Bobby DeLaughter, former Hinds County prosecutor, rocketed to national fame in 1994 when, 31 years after the crime, he put Byron De La Beckwith behind bars for the 1963 murder of Medgar Evers.

DeLaughter made some deeply flawed, dishonest decisions, however. As an assistant district attorney, DeLaughter also put Jackson native Cedric Willis in prison for 12 years back in 1994, suppressing the DNA evidence that proved Willis was innocent of the crimes. Then, last year, he pleaded guilty to lying to FBI agents in a corruption scandal that has rocked the Mississippi judicial system.

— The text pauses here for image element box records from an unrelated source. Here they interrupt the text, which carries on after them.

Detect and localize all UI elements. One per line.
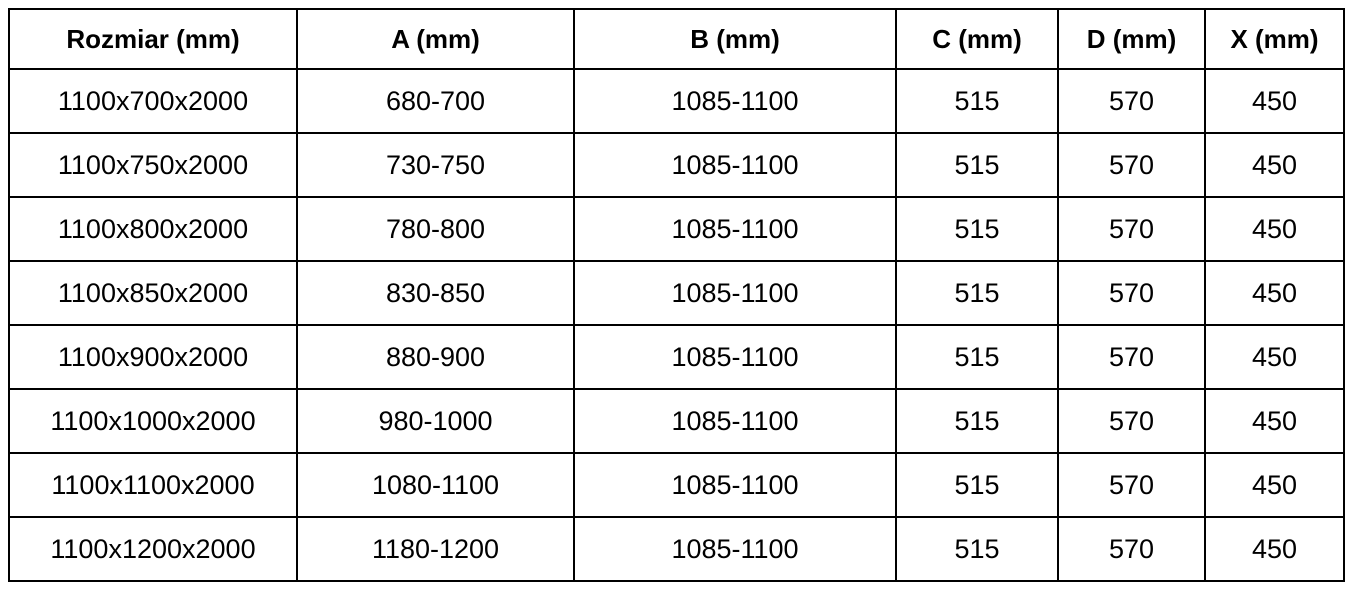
table-cell: 570 [1058, 325, 1205, 389]
table-cell: 1100x800x2000 [9, 197, 297, 261]
size-table [8, 8, 1345, 582]
table-cell: 880-900 [297, 325, 574, 389]
table-cell: 570 [1058, 261, 1205, 325]
table-cell: 1100x750x2000 [9, 133, 297, 197]
table-cell: 450 [1205, 69, 1344, 133]
table-row [9, 69, 1344, 133]
table-cell: 1100x1200x2000 [9, 517, 297, 581]
table-cell: 1100x1100x2000 [9, 453, 297, 517]
column-header: X (mm) [1205, 9, 1344, 69]
table-cell: 515 [896, 453, 1058, 517]
table-cell: 1080-1100 [297, 453, 574, 517]
table-cell: 570 [1058, 453, 1205, 517]
table-cell: 450 [1205, 453, 1344, 517]
table-cell: 1085-1100 [574, 69, 896, 133]
header-row [9, 9, 1344, 69]
column-header: A (mm) [297, 9, 574, 69]
table-cell: 570 [1058, 197, 1205, 261]
table-row [9, 261, 1344, 325]
table-cell: 570 [1058, 133, 1205, 197]
table-cell: 680-700 [297, 69, 574, 133]
table-cell: 515 [896, 517, 1058, 581]
column-header: Rozmiar (mm) [9, 9, 297, 69]
table-cell: 515 [896, 197, 1058, 261]
table-row [9, 325, 1344, 389]
table-cell: 1085-1100 [574, 453, 896, 517]
table-row [9, 389, 1344, 453]
table-cell: 450 [1205, 325, 1344, 389]
column-header: D (mm) [1058, 9, 1205, 69]
table-cell: 780-800 [297, 197, 574, 261]
table-cell: 515 [896, 389, 1058, 453]
table-row [9, 453, 1344, 517]
table-cell: 980-1000 [297, 389, 574, 453]
table-cell: 1085-1100 [574, 261, 896, 325]
table-cell: 450 [1205, 133, 1344, 197]
table-cell: 1100x700x2000 [9, 69, 297, 133]
table-cell: 1100x900x2000 [9, 325, 297, 389]
table-cell: 515 [896, 69, 1058, 133]
column-header: C (mm) [896, 9, 1058, 69]
table-cell: 1085-1100 [574, 325, 896, 389]
table-cell: 1085-1100 [574, 133, 896, 197]
table-cell: 515 [896, 133, 1058, 197]
table-cell: 1085-1100 [574, 389, 896, 453]
table-cell: 1085-1100 [574, 197, 896, 261]
table-cell: 730-750 [297, 133, 574, 197]
table-cell: 450 [1205, 389, 1344, 453]
table-cell: 570 [1058, 389, 1205, 453]
table-cell: 570 [1058, 69, 1205, 133]
table-row [9, 133, 1344, 197]
table-body [9, 69, 1344, 581]
column-header: B (mm) [574, 9, 896, 69]
table-row [9, 197, 1344, 261]
table-cell: 1100x850x2000 [9, 261, 297, 325]
table-cell: 570 [1058, 517, 1205, 581]
table-cell: 830-850 [297, 261, 574, 325]
table-cell: 450 [1205, 517, 1344, 581]
table-cell: 450 [1205, 197, 1344, 261]
table-cell: 515 [896, 261, 1058, 325]
table-row [9, 517, 1344, 581]
table-cell: 1100x1000x2000 [9, 389, 297, 453]
table-cell: 1085-1100 [574, 517, 896, 581]
table-cell: 450 [1205, 261, 1344, 325]
table-cell: 515 [896, 325, 1058, 389]
table-cell: 1180-1200 [297, 517, 574, 581]
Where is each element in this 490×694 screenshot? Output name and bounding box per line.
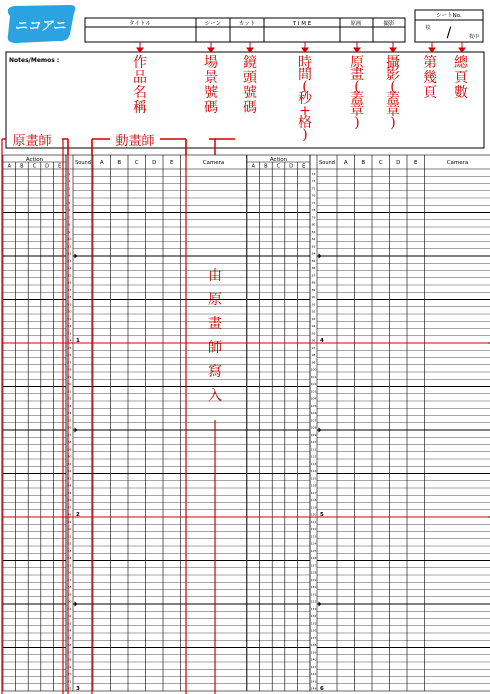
cel-col-header: C — [134, 160, 139, 166]
frame-number: 2 — [68, 179, 71, 183]
frame-number: 78 — [311, 208, 316, 212]
action-col-header: E — [302, 163, 306, 170]
frame-number: 41 — [67, 461, 72, 466]
frame-number: 79 — [311, 215, 316, 220]
frame-number: 104 — [310, 396, 317, 401]
second-mark: 4 — [320, 338, 324, 344]
frame-number: 32 — [67, 396, 72, 401]
frame-number: 144 — [310, 686, 317, 691]
frame-number: 27 — [67, 360, 72, 365]
logo — [8, 5, 76, 43]
frame-number: 71 — [67, 679, 72, 684]
second-mark: 3 — [76, 686, 80, 692]
frame-number: 97 — [311, 345, 316, 350]
frame-number: 37 — [67, 432, 72, 437]
camera-label: Camera — [202, 160, 225, 166]
annotation-scene-no: 場景號碼 — [204, 55, 218, 116]
frame-number: 58 — [67, 585, 72, 589]
frame-number: 62 — [67, 614, 72, 618]
action-col-header: A — [7, 163, 12, 170]
action-col-header: A — [251, 163, 256, 170]
frame-number: 56 — [67, 570, 72, 575]
frame-number: 93 — [311, 316, 316, 321]
frame-number: 138 — [310, 643, 317, 647]
frame-number: 16 — [67, 280, 72, 285]
frame-number: 76 — [311, 193, 316, 198]
frame-number: 124 — [310, 541, 317, 546]
cel-col-header: B — [361, 160, 366, 166]
frame-number: 57 — [67, 577, 72, 582]
frame-number: 25 — [67, 345, 72, 350]
frame-number: 118 — [310, 498, 317, 502]
cel-col-header: B — [117, 160, 122, 166]
frame-number: 11 — [67, 244, 72, 249]
frame-number: 140 — [310, 657, 317, 662]
frame-number: 98 — [311, 353, 316, 357]
frame-number: 24 — [67, 338, 72, 343]
header-satsuei-label: 撮影 — [383, 21, 395, 27]
frame-number: 87 — [311, 273, 316, 278]
frame-number: 83 — [311, 244, 316, 249]
frame-number: 7 — [68, 215, 71, 220]
frame-number: 67 — [67, 650, 72, 655]
sheet-slash: / — [446, 25, 452, 41]
frame-number: 17 — [67, 287, 72, 292]
action-col-header: C — [276, 163, 281, 170]
camera-label: Camera — [446, 160, 469, 166]
cel-col-header: D — [152, 160, 157, 166]
action-label: Action — [25, 157, 44, 163]
frame-number: 107 — [310, 418, 317, 423]
frame-number: 4 — [68, 193, 71, 198]
header-genga-label: 原画 — [350, 21, 362, 27]
frame-number: 3 — [68, 186, 71, 191]
header-arrows — [137, 42, 465, 52]
annotation-cut-no: 鏡頭號碼 — [243, 55, 257, 116]
frame-number: 52 — [67, 541, 72, 546]
second-mark: 5 — [320, 512, 324, 518]
half-second-marker — [319, 428, 322, 433]
frame-number: 15 — [67, 273, 72, 278]
action-block — [247, 155, 310, 691]
frame-number: 35 — [67, 418, 72, 423]
annotation-total-pages: 總頁數 — [454, 55, 468, 101]
sheet-no-label: シートNo. — [436, 13, 462, 19]
frame-number: 8 — [68, 222, 71, 227]
cel-col-header: C — [378, 160, 383, 166]
frame-number: 112 — [310, 454, 317, 459]
header-title-label: タイトル — [129, 21, 151, 27]
frame-number: 139 — [310, 650, 317, 655]
frame-number: 53 — [67, 548, 72, 553]
frame-number: 30 — [67, 382, 72, 386]
frame-number: 60 — [67, 599, 72, 604]
frame-number: 111 — [310, 447, 317, 452]
frame-number: 1 — [68, 171, 71, 176]
annotation-douga-artist: 動畫師 — [115, 134, 155, 149]
frame-number: 114 — [310, 469, 317, 473]
frame-number: 42 — [67, 469, 72, 473]
frame-number: 121 — [310, 519, 317, 524]
frame-number: 113 — [310, 461, 317, 466]
frame-number: 21 — [67, 316, 72, 321]
frame-number: 96 — [311, 338, 316, 343]
frame-number: 134 — [310, 614, 317, 618]
frame-number: 64 — [67, 628, 72, 633]
frame-number: 81 — [311, 229, 316, 234]
annotation-work-name: 作品名稱 — [133, 55, 147, 116]
frame-number: 23 — [67, 331, 72, 336]
frame-number: 133 — [310, 606, 317, 611]
frame-number: 74 — [311, 179, 316, 183]
frame-number: 125 — [310, 548, 317, 553]
logo-text: ニコアニ — [14, 19, 66, 34]
action-col-header: D — [289, 163, 294, 170]
cel-col-header: A — [99, 160, 104, 166]
half-second-marker — [319, 602, 322, 607]
frame-number: 122 — [310, 527, 317, 531]
half-second-marker — [75, 254, 78, 259]
frame-number: 102 — [310, 382, 317, 386]
frame-number: 29 — [67, 374, 72, 379]
frame-number: 28 — [67, 367, 72, 372]
frame-number: 85 — [311, 258, 316, 263]
frame-number: 109 — [310, 432, 317, 437]
frame-number: 128 — [310, 570, 317, 575]
frame-number: 88 — [311, 280, 316, 285]
half-second-marker — [75, 602, 78, 607]
frame-number: 91 — [311, 302, 316, 307]
frame-number: 90 — [311, 295, 316, 299]
frame-number: 45 — [67, 490, 72, 495]
sheet-right-half — [247, 155, 490, 692]
frame-number: 61 — [67, 606, 72, 611]
action-col-header: D — [45, 163, 50, 170]
frame-number: 50 — [67, 527, 72, 531]
frame-number: 51 — [67, 534, 72, 539]
frame-number: 77 — [311, 200, 316, 205]
header-cut-label: カット — [238, 21, 256, 27]
header-time-label: T I M E — [292, 21, 312, 27]
cel-col-header: E — [170, 160, 174, 166]
frame-number: 75 — [311, 186, 316, 191]
frame-number: 38 — [67, 440, 72, 444]
sound-label: Sound — [319, 160, 335, 166]
cel-col-header: D — [396, 160, 401, 166]
action-col-header: E — [58, 163, 62, 170]
frame-number: 141 — [310, 664, 317, 669]
annotation-page-no: 第幾頁 — [423, 55, 437, 101]
red-guide-lines — [2, 139, 488, 694]
frame-number: 119 — [310, 505, 317, 510]
frame-number: 55 — [67, 563, 72, 568]
frame-number: 108 — [310, 425, 317, 430]
action-col-header: B — [20, 163, 24, 170]
frame-number: 115 — [310, 476, 317, 481]
annotation-time: 時間(秒+格) — [298, 55, 312, 143]
frame-number: 44 — [67, 483, 72, 488]
frame-number: 69 — [67, 664, 72, 669]
second-mark: 6 — [320, 686, 324, 692]
frame-number: 68 — [67, 657, 72, 662]
frame-number: 99 — [311, 360, 316, 365]
frame-number: 86 — [311, 266, 316, 270]
frame-number: 89 — [311, 287, 316, 292]
annotation-genga-artist: 原畫師 — [12, 134, 52, 149]
frame-number: 65 — [67, 635, 72, 640]
sheet-mai-label: 枚 — [425, 25, 431, 31]
notes-label: Notes/Memos : — [9, 57, 60, 64]
annotation-written-by-genga: 由原畫師寫入 — [208, 268, 222, 404]
frame-number: 36 — [67, 425, 72, 430]
frame-number: 105 — [310, 403, 317, 408]
frame-number: 46 — [67, 498, 72, 502]
frame-number: 116 — [310, 483, 317, 488]
frame-number: 49 — [67, 519, 72, 524]
frame-number: 132 — [310, 599, 317, 604]
frame-number: 110 — [310, 440, 317, 444]
frame-number: 39 — [67, 447, 72, 452]
second-mark: 1 — [76, 338, 80, 344]
frame-number: 123 — [310, 534, 317, 539]
action-block — [3, 155, 66, 691]
frame-number: 5 — [68, 200, 71, 205]
frame-number: 126 — [310, 556, 317, 560]
frame-number: 66 — [67, 643, 72, 647]
frame-number: 92 — [311, 309, 316, 314]
header-scene-label: シーン — [204, 21, 222, 27]
action-col-header: C — [32, 163, 37, 170]
frame-number: 14 — [67, 266, 72, 270]
cel-col-header: E — [414, 160, 418, 166]
half-second-marker — [319, 254, 322, 259]
frame-number: 73 — [311, 171, 316, 176]
frame-number: 34 — [67, 411, 72, 415]
frame-number: 103 — [310, 389, 317, 394]
frame-number: 43 — [67, 476, 72, 481]
frame-number: 130 — [310, 585, 317, 589]
frame-number: 10 — [67, 237, 72, 241]
frame-number: 143 — [310, 679, 317, 684]
frame-number: 20 — [67, 309, 72, 314]
action-label: Action — [269, 157, 288, 163]
action-col-header: B — [264, 163, 268, 170]
half-second-marker — [75, 428, 78, 433]
frame-number: 33 — [67, 403, 72, 408]
frame-number: 72 — [67, 686, 72, 691]
frame-number: 142 — [310, 672, 317, 676]
frame-number: 136 — [310, 628, 317, 633]
frame-number: 59 — [67, 592, 72, 597]
sound-label: Sound — [75, 160, 91, 166]
frame-number: 47 — [67, 505, 72, 510]
frame-number: 26 — [67, 353, 72, 357]
frame-number: 54 — [67, 556, 72, 560]
frame-number: 117 — [310, 490, 317, 495]
frame-number: 18 — [67, 295, 72, 299]
frame-number: 127 — [310, 563, 317, 568]
sheet-left-half — [3, 155, 247, 692]
cel-col-header: A — [343, 160, 348, 166]
frame-number: 95 — [311, 331, 316, 336]
frame-number: 120 — [310, 512, 317, 517]
frame-number: 63 — [67, 621, 72, 626]
frame-number: 40 — [67, 454, 72, 459]
annotation-satsuei-stamp: 攝影(蓋章) — [386, 55, 400, 131]
frame-number: 82 — [311, 237, 316, 241]
second-mark: 2 — [76, 512, 80, 518]
frame-number: 9 — [68, 229, 71, 234]
frame-number: 101 — [310, 374, 317, 379]
frame-number: 22 — [67, 324, 72, 328]
frame-number: 31 — [67, 389, 72, 394]
sheet-naka-label: 枚中 — [468, 34, 480, 40]
frame-number: 48 — [67, 512, 72, 517]
frame-number: 70 — [67, 672, 72, 676]
frame-number: 12 — [67, 251, 72, 256]
frame-number: 100 — [310, 367, 317, 372]
frame-number: 131 — [310, 592, 317, 597]
frame-number: 135 — [310, 621, 317, 626]
annotation-genga-stamp: 原畫(蓋章) — [350, 55, 364, 131]
frame-number: 6 — [68, 208, 71, 212]
frame-number: 106 — [310, 411, 317, 415]
frame-number: 129 — [310, 577, 317, 582]
frame-number: 94 — [311, 324, 316, 328]
frame-number: 13 — [67, 258, 72, 263]
frame-number: 19 — [67, 302, 72, 307]
frame-number: 137 — [310, 635, 317, 640]
frame-number: 84 — [311, 251, 316, 256]
frame-number: 80 — [311, 222, 316, 227]
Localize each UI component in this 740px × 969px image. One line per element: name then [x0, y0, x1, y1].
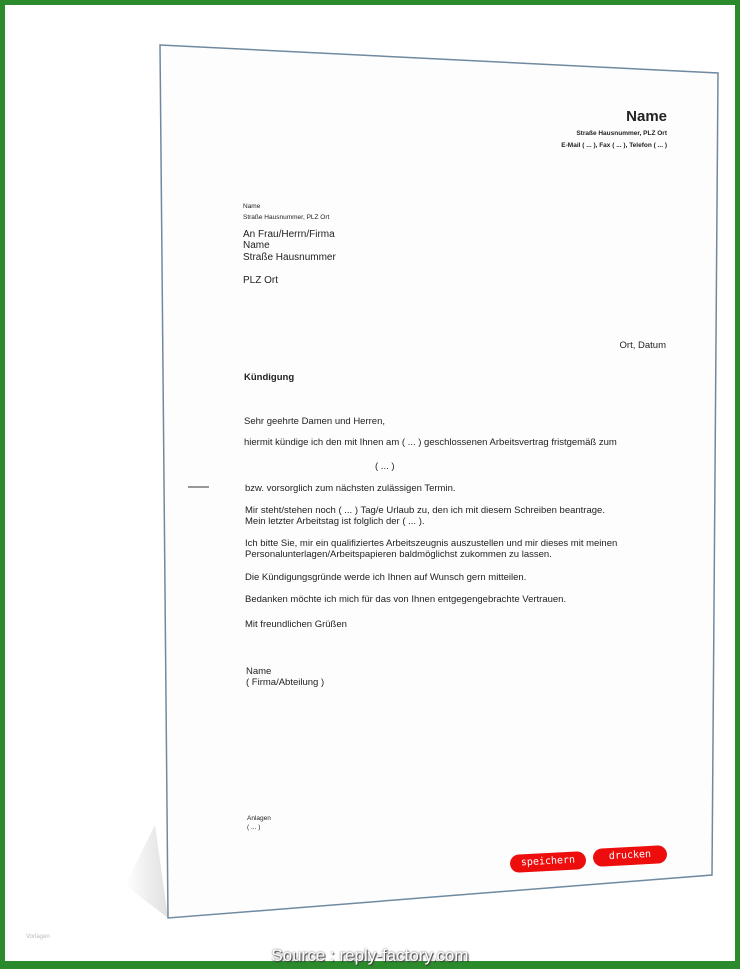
paragraph-4b: Personalunterlagen/Arbeitspapieren baldmöglichst zukommen zu lassen.	[245, 549, 552, 560]
paragraph-2: bzw. vorsorglich zum nächsten zulässigen Termin.	[245, 483, 456, 494]
closing: Mit freundlichen Grüßen	[245, 619, 347, 630]
print-button[interactable]: drucken	[593, 845, 668, 867]
return-address: Straße Hausnummer, PLZ Ort	[243, 214, 330, 221]
attachments-value: ( ... )	[247, 824, 261, 831]
signature-name: Name	[246, 666, 272, 677]
recipient-line4: PLZ Ort	[243, 275, 279, 286]
sender-address: Straße Hausnummer, PLZ Ort	[576, 130, 667, 137]
recipient-line3: Straße Hausnummer	[243, 252, 336, 263]
attachments-label: Anlagen	[247, 815, 271, 822]
paragraph-5: Die Kündigungsgründe werde ich Ihnen auf Wunsch gern mitteilen.	[245, 572, 527, 583]
recipient-line1: An Frau/Herrn/Firma	[243, 229, 335, 240]
paragraph-3b: Mein letzter Arbeitstag ist folglich der ( ... ).	[245, 516, 425, 527]
sender-contact: E-Mail ( ... ), Fax ( ... ), Telefon ( ... )	[561, 142, 667, 149]
paragraph-4a: Ich bitte Sie, mir ein qualifiziertes Arbeitszeugnis auszustellen und mir dieses mit meinen	[245, 538, 618, 549]
paragraph-1: hiermit kündige ich den mit Ihnen am ( ... ) geschlossenen Arbeitsvertrag fristgemäß zum	[244, 437, 617, 448]
paragraph-6: Bedanken möchte ich mich für das von Ihnen entgegengebrachte Vertrauen.	[245, 594, 567, 605]
sender-name: Name	[626, 108, 667, 125]
source-watermark: Source : reply-factory.com	[271, 946, 469, 965]
recipient-line2: Name	[243, 240, 270, 251]
place-date: Ort, Datum	[619, 340, 666, 351]
image-canvas	[5, 5, 735, 961]
paragraph-3a: Mir steht/stehen noch ( ... ) Tag/e Urlaub zu, den ich mit diesem Schreiben beantrage.	[245, 505, 605, 516]
corner-label: Vorlagen	[26, 934, 50, 940]
paragraph-1-date: ( ... )	[375, 461, 395, 472]
signature-dept: ( Firma/Abteilung )	[246, 677, 325, 688]
salutation: Sehr geehrte Damen und Herren,	[244, 416, 385, 427]
subject: Kündigung	[244, 372, 295, 383]
save-button[interactable]: speichern	[510, 851, 587, 873]
return-name: Name	[243, 203, 261, 210]
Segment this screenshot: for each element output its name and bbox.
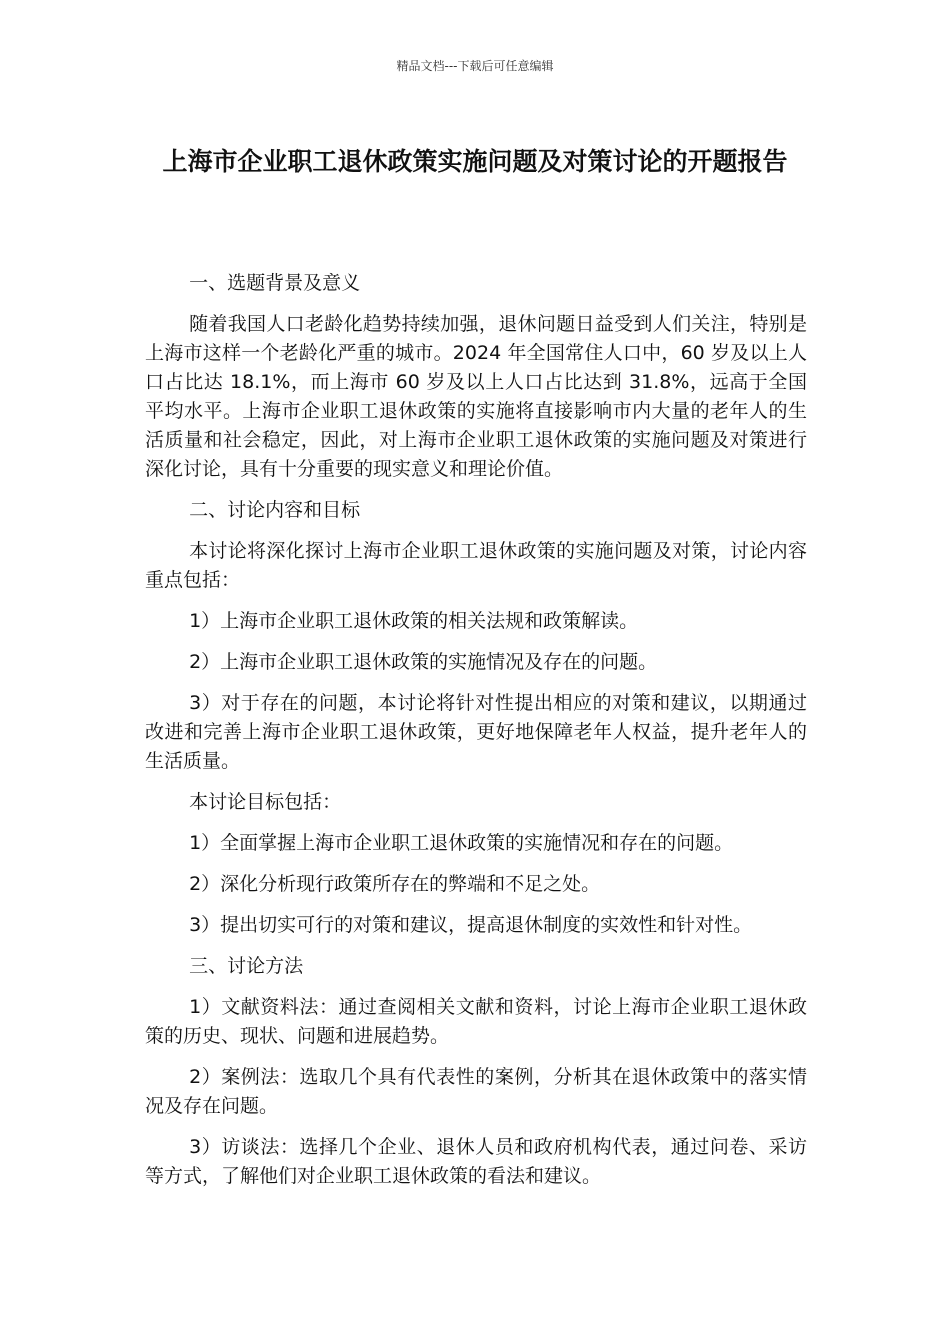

Charles Evers, Medgar Evers brother, says he trying to raise money to help pay DeLaughter's expenses, reports CNN.

"What can we do but fight for a man who fought for us?" Charles Evers told CNN. "I want DeLaughter to know I'm behind him 100 percent."

Former Hinds County District Attorney Ed Peters, who was DeLaughter's boss in the 1990s, received immunity in the case for which DeLaughter is spending the next year and a half in prison. Booneville attorneys Joey Langston and Timothy Balducci pleaded guilty to paying Peters $1 million to influence DeLaughter.

"To me, he is a tragic figure because he had a good career and he threw it away," attorney Bill Kirksey told CNN. "He became an embarrassment to the legal community, to the judicial community and, I would hope, to himself."